ABSTRACT: Over the past several decades, antitrust law has shifted from predation to exclusion as the predominant competitive risk associated with single-firm conduct. This shift is attributable to the rise of Raising Rivals’ Costs (“RRC”) as the modern economic paradigm for understanding the potential anticompetitive concerns associated with exclusionary contracts. Courts in exclusion cases have long analyzed the extent to which a defendant’s distribution contracts foreclose rivals from a critical input by calculating the percentage of the input market contractually committed to the defendant and therefore presumptively foreclosed from rival suppliers. I describe this measure as the “naive foreclosure” rate. RRC provided a more economically sophisticated approach to assessing the competitive risks associated with exclusion, while also embracing possible efficiencies of such arrangements. However, while RRC replaced the discredited foreclosure theories within economics, the naive foreclosure requirement embraced by the law has barely changed over the last half century.
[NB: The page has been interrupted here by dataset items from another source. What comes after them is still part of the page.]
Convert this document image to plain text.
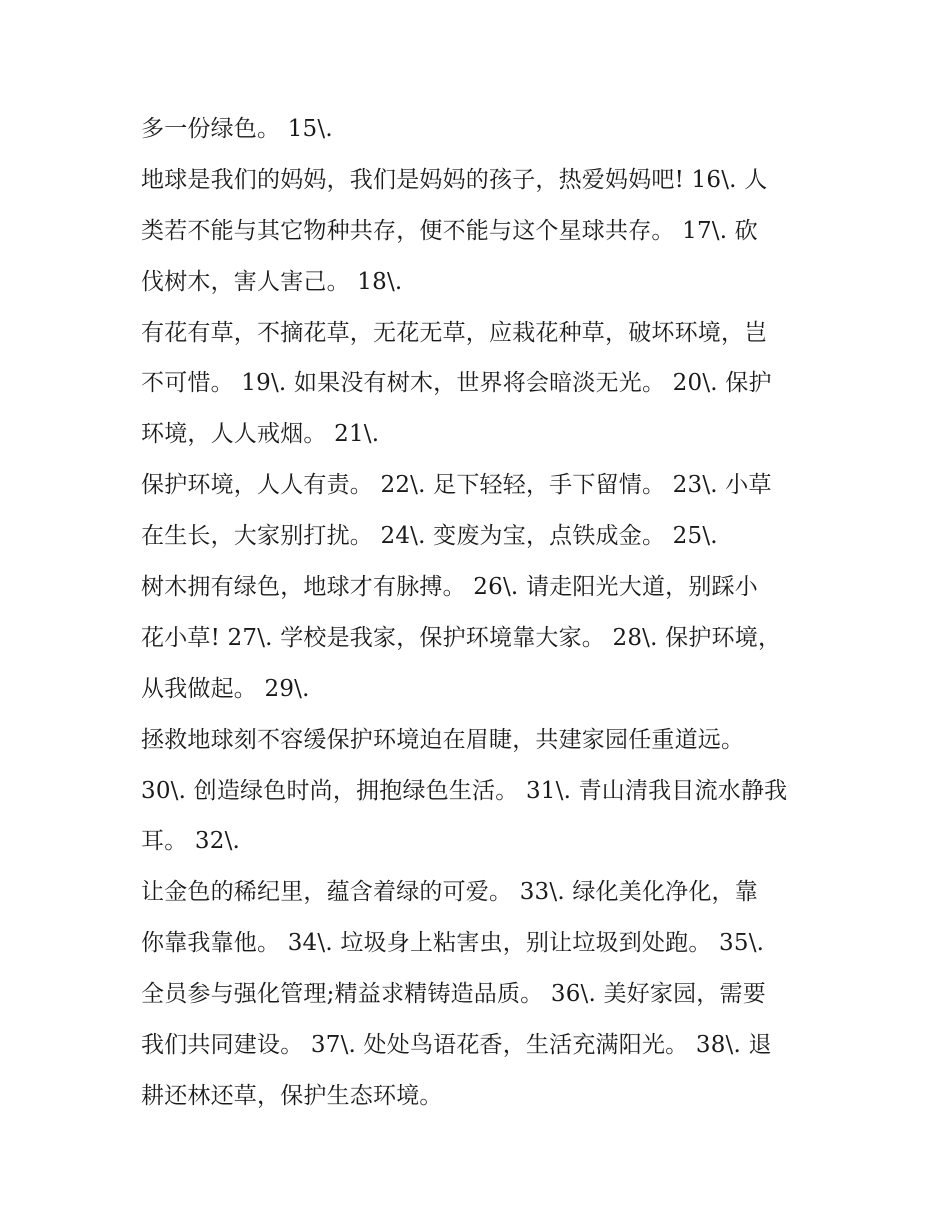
多一份绿色。 15\.
地球是我们的妈妈，我们是妈妈的孩子，热爱妈妈吧! 16\. 人
类若不能与其它物种共存，便不能与这个星球共存。 17\. 砍
伐树木，害人害己。 18\.
有花有草，不摘花草，无花无草，应栽花种草，破坏环境，岂
不可惜。 19\. 如果没有树木，世界将会暗淡无光。 20\. 保护
环境，人人戒烟。 21\.
保护环境，人人有责。 22\. 足下轻轻，手下留情。 23\. 小草
在生长，大家别打扰。 24\. 变废为宝，点铁成金。 25\.
树木拥有绿色，地球才有脉搏。 26\. 请走阳光大道，别踩小
花小草! 27\. 学校是我家，保护环境靠大家。 28\. 保护环境，
从我做起。 29\.
拯救地球刻不容缓保护环境迫在眉睫，共建家园任重道远。
30\. 创造绿色时尚，拥抱绿色生活。 31\. 青山清我目流水静我
耳。 32\.
让金色的稀纪里，蕴含着绿的可爱。 33\. 绿化美化净化，靠
你靠我靠他。 34\. 垃圾身上粘害虫，别让垃圾到处跑。 35\.
全员参与强化管理;精益求精铸造品质。 36\. 美好家园，需要
我们共同建设。 37\. 处处鸟语花香，生活充满阳光。 38\. 退
耕还林还草，保护生态环境。
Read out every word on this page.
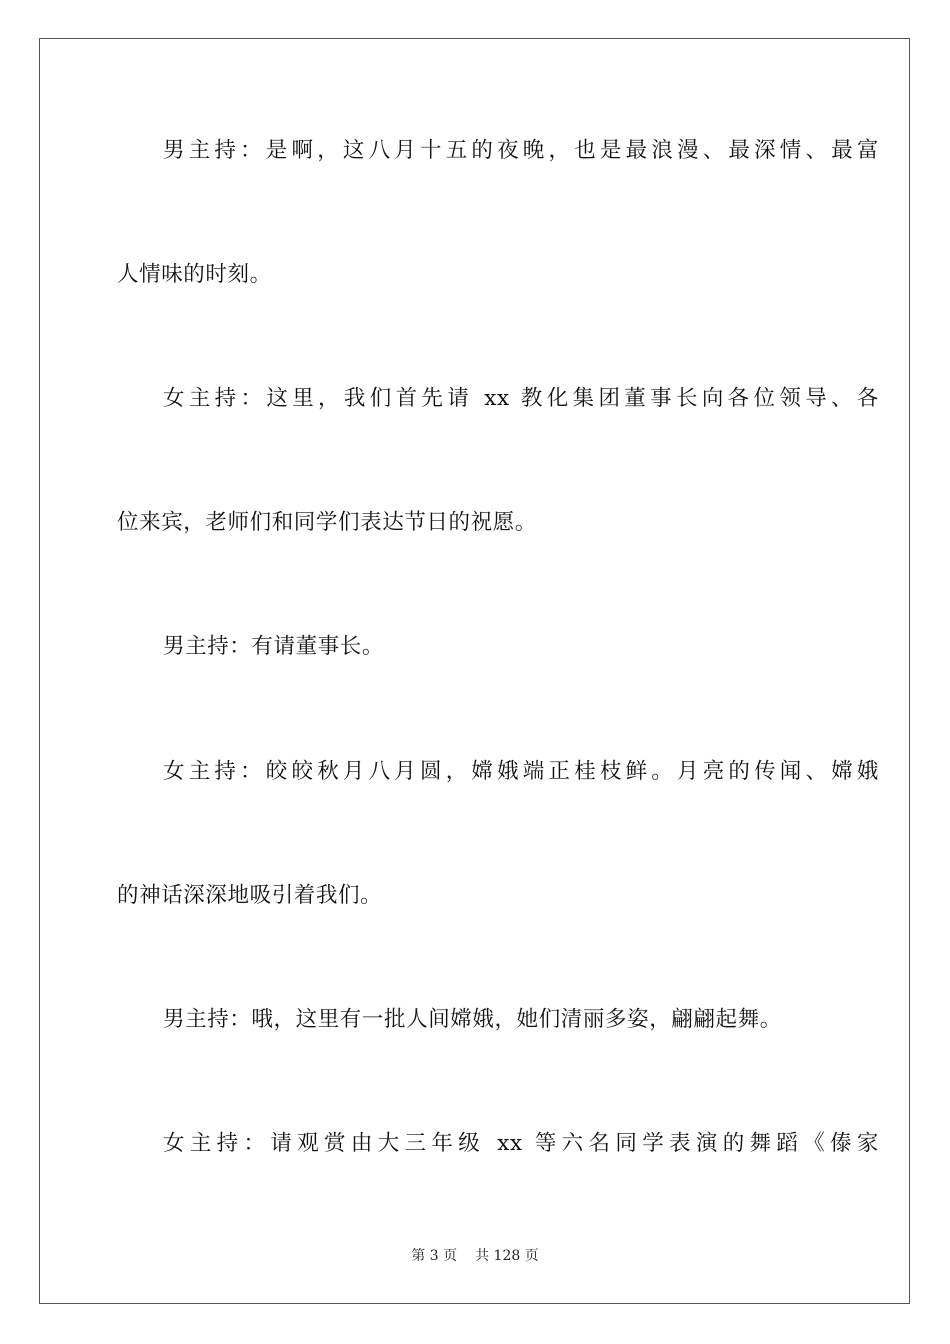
男主持：是啊，这八月十五的夜晚，也是最浪漫、最深情、最富
人情味的时刻。
女主持：这里，我们首先请 xx 教化集团董事长向各位领导、各
位来宾，老师们和同学们表达节日的祝愿。
男主持：有请董事长。
女主持：皎皎秋月八月圆，嫦娥端正桂枝鲜。月亮的传闻、嫦娥
的神话深深地吸引着我们。
男主持：哦，这里有一批人间嫦娥，她们清丽多姿，翩翩起舞。
女主持：请观赏由大三年级 xx 等六名同学表演的舞蹈《傣家
第 3 页 共 128 页
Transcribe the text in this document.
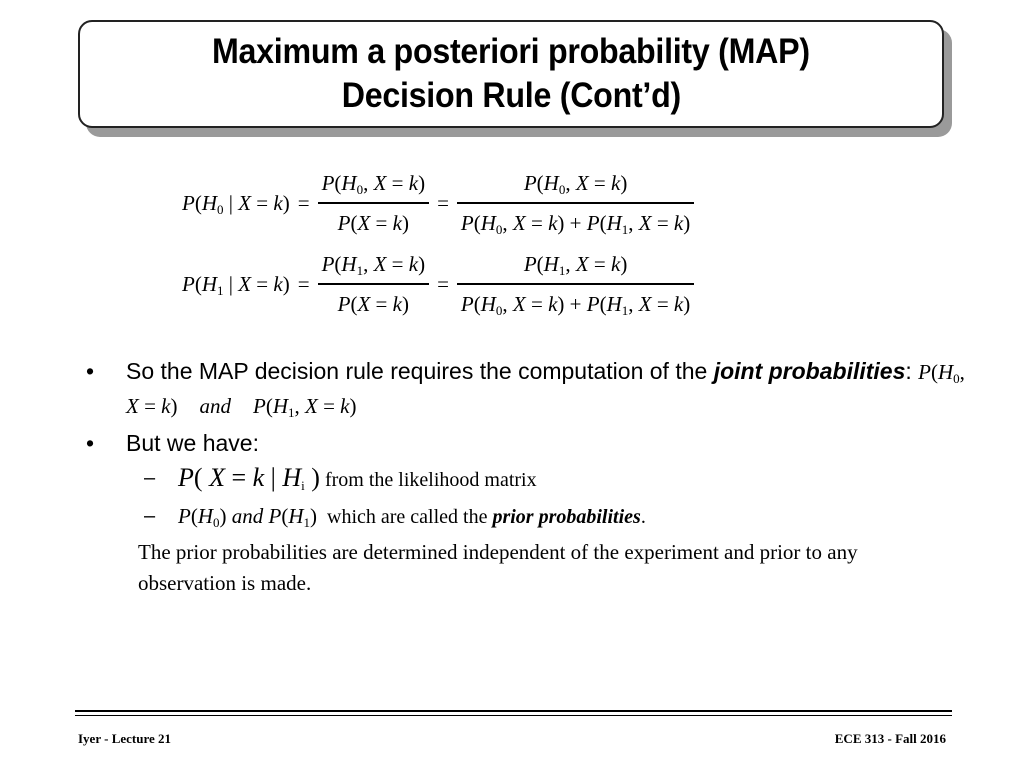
Maximum a posteriori probability (MAP)
Decision Rule (Cont’d)
$P(H_0$ | $X = k) = \frac{P(H_0, X = k)}{P(X = k)} = \frac{P(H_0, X = k)}{P(H_0, X = k) + P(H_1, X = k)}$
$P(H_1$ | $X = k) = \frac{P(H_1, X = k)}{P(X = k)} = \frac{P(H_1, X = k)}{P(H_0, X = k) + P(H_1, X = k)}$
• So the MAP decision rule requires the computation of the joint probabilities: $P(H_0$, X = k) and $P(H_1$, X = k)
• But we have:
– P( X = k | $H_i$ ) from the likelihood matrix
– $P(H_0)$ and $P(H_1)$ which are called the prior probabilities.
The prior probabilities are determined independent of the experiment and prior to any observation is made.
Iyer - Lecture 21	ECE 313 - Fall 2016
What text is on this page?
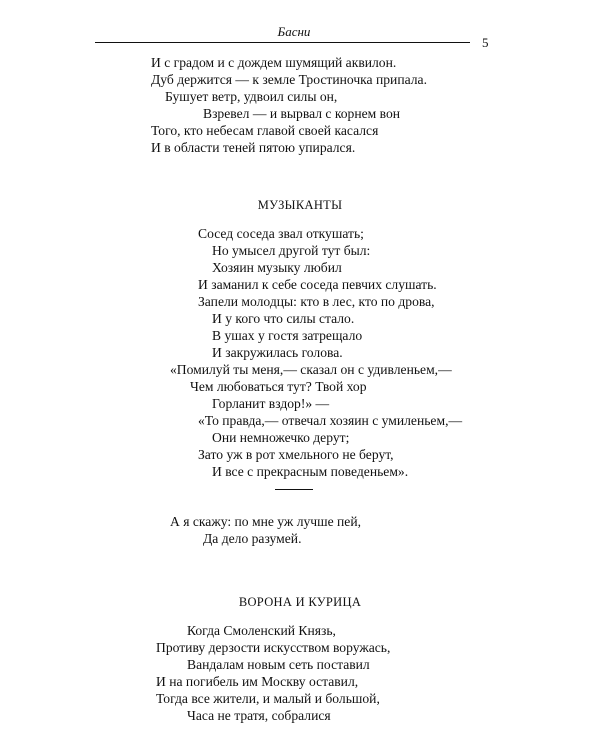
Басни
5
И с градом и с дождем шумящий аквилон.
Дуб держится — к земле Тростиночка припала.
Бушует ветр, удвоил силы он,
Взревел — и вырвал с корнем вон
Того, кто небесам главой своей касался
И в области теней пятою упирался.
МУЗЫКАНТЫ
Сосед соседа звал откушать;
Но умысел другой тут был:
Хозяин музыку любил
И заманил к себе соседа певчих слушать.
Запели молодцы: кто в лес, кто по дрова,
И у кого что силы стало.
В ушах у гостя затрещало
И закружилась голова.
«Помилуй ты меня,— сказал он с удивленьем,—
Чем любоваться тут? Твой хор
Горланит вздор!» —
«То правда,— отвечал хозяин с умиленьем,—
Они немножечко дерут;
Зато уж в рот хмельного не берут,
И все с прекрасным поведеньем».
А я скажу: по мне уж лучше пей,
Да дело разумей.
ВОРОНА И КУРИЦА
Когда Смоленский Князь,
Противу дерзости искусством воружась,
Вандалам новым сеть поставил
И на погибель им Москву оставил,
Тогда все жители, и малый и большой,
Часа не тратя, собралися
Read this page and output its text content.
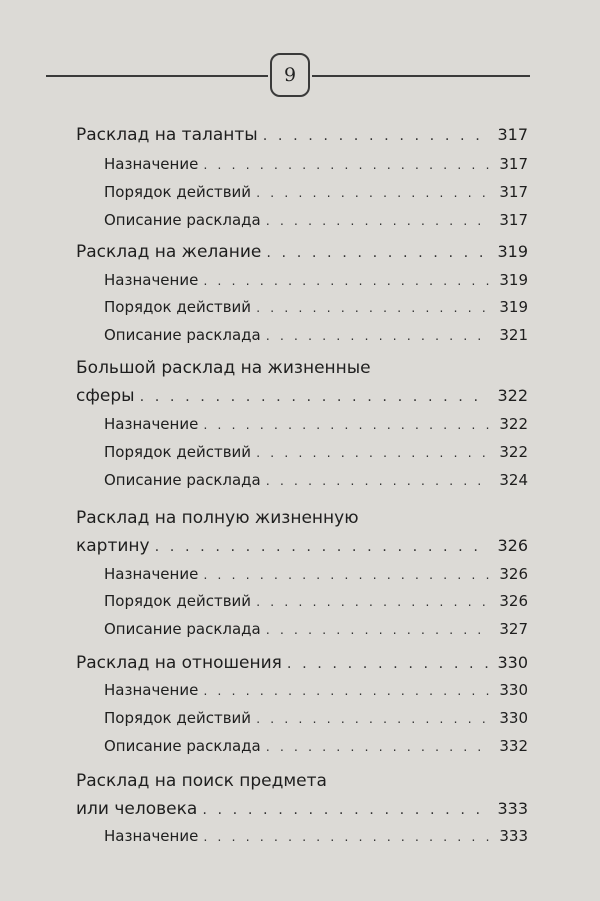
9
Расклад на таланты . . .	317
Назначение . . .	317
Порядок действий . . .	317
Описание расклада . . .	317
Расклад на желание . . .	319
Назначение . . .	319
Порядок действий . . .	319
Описание расклада . . .	321
Большой расклад на жизненные
сферы . . .	322
Назначение . . .	322
Порядок действий . . .	322
Описание расклада . . .	324
Расклад на полную жизненную
картину . . .	326
Назначение . . .	326
Порядок действий . . .	326
Описание расклада . . .	327
Расклад на отношения . . .	330
Назначение . . .	330
Порядок действий . . .	330
Описание расклада . . .	332
Расклад на поиск предмета
или человека . . .	333
Назначение . . .	333
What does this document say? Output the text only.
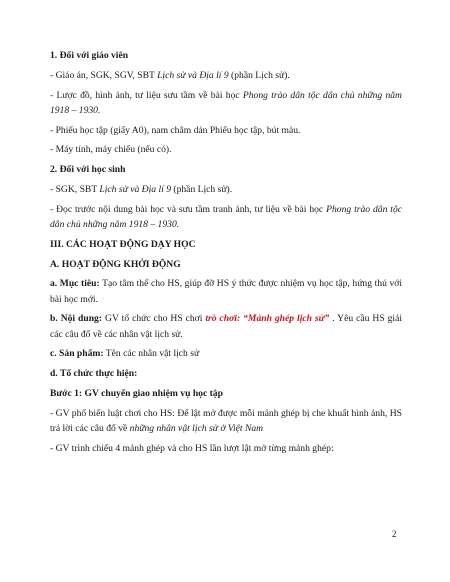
1. Đối với giáo viên

- Giáo án, SGK, SGV, SBT Lịch sử và Địa lí 9 (phần Lịch sử).

- Lược đồ, hình ảnh, tư liệu sưu tầm về bài học Phong trào dân tộc dân chủ những năm 1918 – 1930.

- Phiếu học tập (giấy A0), nam châm dán Phiếu học tập, bút màu.

- Máy tính, máy chiếu (nếu có).

2. Đối với học sinh

- SGK, SBT Lịch sử và Địa lí 9 (phần Lịch sử).

- Đọc trước nội dung bài học và sưu tầm tranh ảnh, tư liệu về bài học Phong trào dân tộc dân chủ những năm 1918 – 1930.

III. CÁC HOẠT ĐỘNG DẠY HỌC

A. HOẠT ĐỘNG KHỞI ĐỘNG

a. Mục tiêu: Tạo tâm thế cho HS, giúp đỡ HS ý thức được nhiệm vụ học tập, hứng thú với bài học mới.

b. Nội dung: GV tổ chức cho HS chơi trò chơi: “Mảnh ghép lịch sử” . Yêu cầu HS giải các câu đố về các nhân vật lịch sử.

c. Sản phẩm: Tên các nhân vật lịch sử

d. Tổ chức thực hiện:

Bước 1: GV chuyển giao nhiệm vụ học tập

- GV phổ biến luật chơi cho HS: Để lật mở được mỗi mảnh ghép bị che khuất hình ảnh, HS trả lời các câu đố về những nhân vật lịch sử ở Việt Nam

- GV trình chiếu 4 mảnh ghép và cho HS lần lượt lật mở từng mảnh ghép:

2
What is left is a mismatch between new economic theories and obsolete doctrine. The primary purpose of this Article is to highlight this conflict and its importance and to propose the beginnings of a solution consistent with the modern approach focusing upon identifying the direct competitive impact of the restraint rather than unreliable proxies detached from economic theory. This Article proposes abandonment of the naive foreclosure measure in favor of a “but-for foreclosure” approach that assesses the net impact of the restraint at issue and isolates out other factors influencing the availability of distribution to rivals.